IE 11 is not supported. For an optimal experience visit our site on another browser.

Trump's health care reform 'plan' falls far short

Trump said he would "repeal and replace" the Affordable Care Act "with something terrific." Now we know just how wrong this promise was.
Republican presidential candidate Donald Trump yells at a protester during a campaign rally, March 11, 2016, in St. Louis. (Photo by Seth Perlman/AP)
Republican presidential candidate Donald Trump yells at a protester during a campaign rally, March 11, 2016, in St. Louis.
Last summer, as Donald Trump's presidential campaign was just starting to gain a following, the New York Republican said the Affordable Care Act has "got to go." Trump added, however, that he wouldn't just scrap "Obamacare" and return to the old system.
 
Instead, he said, a Trump administration would "repeal and replace" the ACA "with something terrific."
 
That was about as detailed a policy prescription as the Republican candidate was prepared to offer at the time, but that changed two weeks ago when the Trump campaign finally got around to unveiling a health care blueprint. Is it "something terrific"? Alas, no. The Huffington Post's Jonathan Cohn reported yesterday:

Donald Trump likes to say he's different from other Republicans -- that he wouldn't let people die in the streets because they don't have health care. Trump is lying. And a new report shows it. The report, which the nonpartisan Committee for a Responsible Federal Budget released on Monday, is the first formal effort to assess the impact of Trump's ideas for repealing and replacing the Affordable Care Act. That impact, according to the Center's analysis, would be devastating.

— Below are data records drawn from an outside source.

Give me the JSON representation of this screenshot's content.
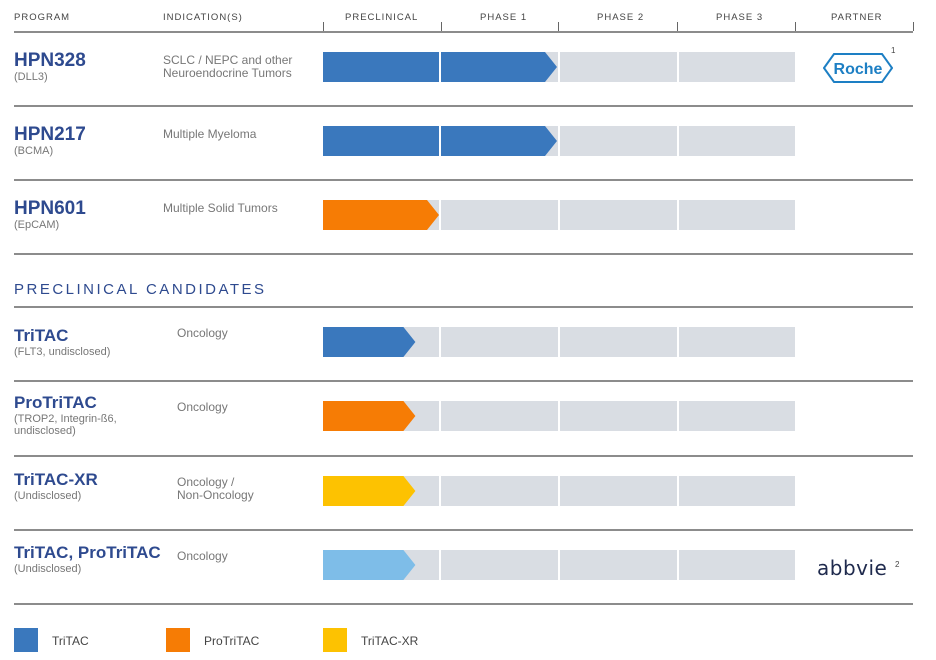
{
  "header": {
    "program": "PROGRAM",
    "indications": "INDICATION(S)",
    "phases": [
      "PRECLINICAL",
      "PHASE 1",
      "PHASE 2",
      "PHASE 3"
    ],
    "partner": "PARTNER"
  },
  "section_title": "PRECLINICAL CANDIDATES",
  "colors": {
    "TriTAC": "#3a78bd",
    "ProTriTAC": "#f67c05",
    "TriTAC-XR": "#fdc201",
    "TriTAC-light": "#7ebde8",
    "empty": "#d9dde3",
    "program": "#2e4a8f"
  },
  "chart_data": {
    "type": "pipeline",
    "title": "",
    "stages": [
      "PRECLINICAL",
      "PHASE 1",
      "PHASE 2",
      "PHASE 3"
    ],
    "programs": [
      {
        "name": "HPN328",
        "target": "(DLL3)",
        "indication": [
          "SCLC / NEPC and other",
          "Neuroendocrine Tumors"
        ],
        "platform": "TriTAC",
        "progress_stages": 2.0,
        "partner": "Roche",
        "partner_note": "1",
        "group": "clinical"
      },
      {
        "name": "HPN217",
        "target": "(BCMA)",
        "indication": [
          "Multiple Myeloma"
        ],
        "platform": "TriTAC",
        "progress_stages": 2.0,
        "partner": "",
        "partner_note": "",
        "group": "clinical"
      },
      {
        "name": "HPN601",
        "target": "(EpCAM)",
        "indication": [
          "Multiple Solid Tumors"
        ],
        "platform": "ProTriTAC",
        "progress_stages": 1.0,
        "partner": "",
        "partner_note": "",
        "group": "clinical"
      },
      {
        "name": "TriTAC",
        "target": "(FLT3, undisclosed)",
        "indication": [
          "Oncology"
        ],
        "platform": "TriTAC",
        "progress_stages": 0.8,
        "partner": "",
        "partner_note": "",
        "group": "preclinical"
      },
      {
        "name": "ProTriTAC",
        "target": "(TROP2, Integrin-ß6, undisclosed)",
        "indication": [
          "Oncology"
        ],
        "platform": "ProTriTAC",
        "progress_stages": 0.8,
        "partner": "",
        "partner_note": "",
        "group": "preclinical"
      },
      {
        "name": "TriTAC-XR",
        "target": "(Undisclosed)",
        "indication": [
          "Oncology /",
          "Non-Oncology"
        ],
        "platform": "TriTAC-XR",
        "progress_stages": 0.8,
        "partner": "",
        "partner_note": "",
        "group": "preclinical"
      },
      {
        "name": "TriTAC, ProTriTAC",
        "target": "(Undisclosed)",
        "indication": [
          "Oncology"
        ],
        "platform": "TriTAC-light",
        "progress_stages": 0.8,
        "partner": "abbvie",
        "partner_note": "2",
        "group": "preclinical"
      }
    ],
    "legend": [
      {
        "label": "TriTAC",
        "color": "#3a78bd"
      },
      {
        "label": "ProTriTAC",
        "color": "#f67c05"
      },
      {
        "label": "TriTAC-XR",
        "color": "#fdc201"
      }
    ]
  }
}
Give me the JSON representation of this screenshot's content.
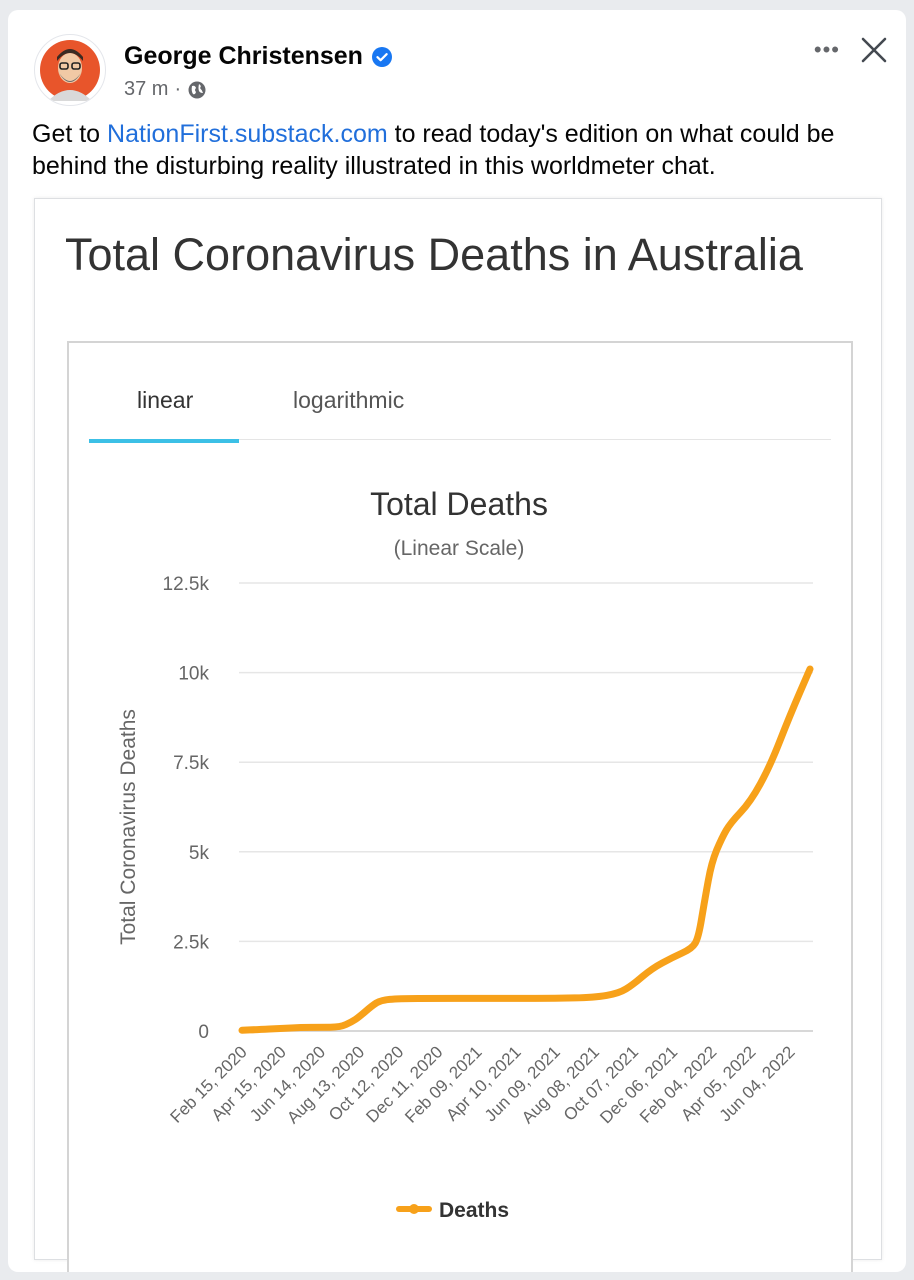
{
  "post": {
    "author": "George Christensen",
    "time": "37 m",
    "separator": "·",
    "more_label": "•••",
    "text_before": "Get to ",
    "link_text": "NationFirst.substack.com",
    "text_after": " to read today's edition on what could be behind the disturbing reality illustrated in this worldmeter chat."
  },
  "image": {
    "title": "Total Coronavirus Deaths in Australia",
    "tabs": [
      {
        "label": "linear",
        "active": true
      },
      {
        "label": "logarithmic",
        "active": false
      }
    ]
  },
  "colors": {
    "line": "#f7a11a",
    "link": "#216fdb",
    "tab_active": "#3cc0e6",
    "verified": "#1877f2"
  },
  "chart_data": {
    "type": "line",
    "title": "Total Deaths",
    "subtitle": "(Linear Scale)",
    "xlabel": "",
    "ylabel": "Total Coronavirus Deaths",
    "ylim": [
      0,
      12500
    ],
    "yticks": [
      0,
      2500,
      5000,
      7500,
      10000,
      12500
    ],
    "ytick_labels": [
      "0",
      "2.5k",
      "5k",
      "7.5k",
      "10k",
      "12.5k"
    ],
    "xtick_labels": [
      "Feb 15, 2020",
      "Apr 15, 2020",
      "Jun 14, 2020",
      "Aug 13, 2020",
      "Oct 12, 2020",
      "Dec 11, 2020",
      "Feb 09, 2021",
      "Apr 10, 2021",
      "Jun 09, 2021",
      "Aug 08, 2021",
      "Oct 07, 2021",
      "Dec 06, 2021",
      "Feb 04, 2022",
      "Apr 05, 2022",
      "Jun 04, 2022"
    ],
    "xlim": [
      "Feb 15, 2020",
      "Jul 05, 2022"
    ],
    "grid": true,
    "legend": "bottom",
    "series": [
      {
        "name": "Deaths",
        "color": "#f7a11a",
        "points": [
          [
            "Feb 15, 2020",
            20
          ],
          [
            "Mar 10, 2020",
            40
          ],
          [
            "Apr 15, 2020",
            70
          ],
          [
            "May 15, 2020",
            100
          ],
          [
            "Jun 14, 2020",
            102
          ],
          [
            "Jul 15, 2020",
            110
          ],
          [
            "Aug 01, 2020",
            250
          ],
          [
            "Aug 13, 2020",
            400
          ],
          [
            "Sep 01, 2020",
            700
          ],
          [
            "Sep 15, 2020",
            860
          ],
          [
            "Oct 12, 2020",
            905
          ],
          [
            "Dec 11, 2020",
            908
          ],
          [
            "Feb 09, 2021",
            909
          ],
          [
            "Apr 10, 2021",
            910
          ],
          [
            "Jun 09, 2021",
            910
          ],
          [
            "Aug 08, 2021",
            935
          ],
          [
            "Sep 15, 2021",
            1050
          ],
          [
            "Oct 07, 2021",
            1300
          ],
          [
            "Nov 05, 2021",
            1750
          ],
          [
            "Dec 06, 2021",
            2050
          ],
          [
            "Jan 05, 2022",
            2300
          ],
          [
            "Jan 15, 2022",
            2600
          ],
          [
            "Jan 25, 2022",
            3700
          ],
          [
            "Feb 04, 2022",
            4700
          ],
          [
            "Feb 20, 2022",
            5400
          ],
          [
            "Mar 05, 2022",
            5800
          ],
          [
            "Apr 05, 2022",
            6400
          ],
          [
            "May 05, 2022",
            7400
          ],
          [
            "Jun 04, 2022",
            8800
          ],
          [
            "Jul 05, 2022",
            10100
          ]
        ]
      }
    ]
  }
}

The Trump campaign's document is available online here, while the Committee for a Responsible Federal Budget's report is posted here.
 
Given what we know about the GOP candidate, many Americans probably wouldn't expect much from his health care policy, but it's probably fair to say Trump's plan falls short of low expectations. Not only would his plan take coverage away from roughly 20 million people, it would also raise the deficit by hundreds of billions of dollars.
 
In other words, we're talking about a policy that costs more and does less than the ACA system.
 
Cohn's piece emphasized that these are rough estimates, largely because Trump's "plan," such as it is, bears a closer resemblance to "a set of talking points than a detailed proposal from which analysts could make a firm projection."
 
For all the bluster about Trump being a new kind of candidate, it turns out that his post-policy attitudes are eerily familiar. Congressional Republicans have spent years failing to put forward a credible health care plan of their own, preferring instead to throw around vague, pleasant-sounding goals, and now the GOP frontrunner is reading from the exact same script.
 
Among health care wonks, discussions about Republican reform plans tend to focus on their predictable and inadequate pillars -- tax breaks, buying across state lines, Medicaid block grants, health-savings accounts -- which don't amount to much of anything, and would produce a far worse system than the status quo.
 
And what are the main provisions of Team Trump's plan? Tax breaks, buying across state lines, Medicaid block grants, and health-savings accounts.
 
When media critics take aim at coverage of the presidential campaign, they raise familiar concerns that have been common for years: news organizations should focus more on candidates' policy proposals and less on polls, gaffes, and tactics. The horse race, the argument goes, is far less important than what the candidates intend to do once in office.
 
But Donald Trump's health care "plan" is a reminder of how difficult it is to give real, substantive scrutiny to the Republican candidates' policy platforms -- because they tend not to have policy platforms. GOP presidential hopefuls have positions on issues, some of which are coherent and some of which aren't, but Trump and his rivals make very little effort to offer voters detailed agendas.
 
Maybe they assume the Republican base won't care, maybe they don't want to invite criticism, maybe they don't take policy seriously enough to care.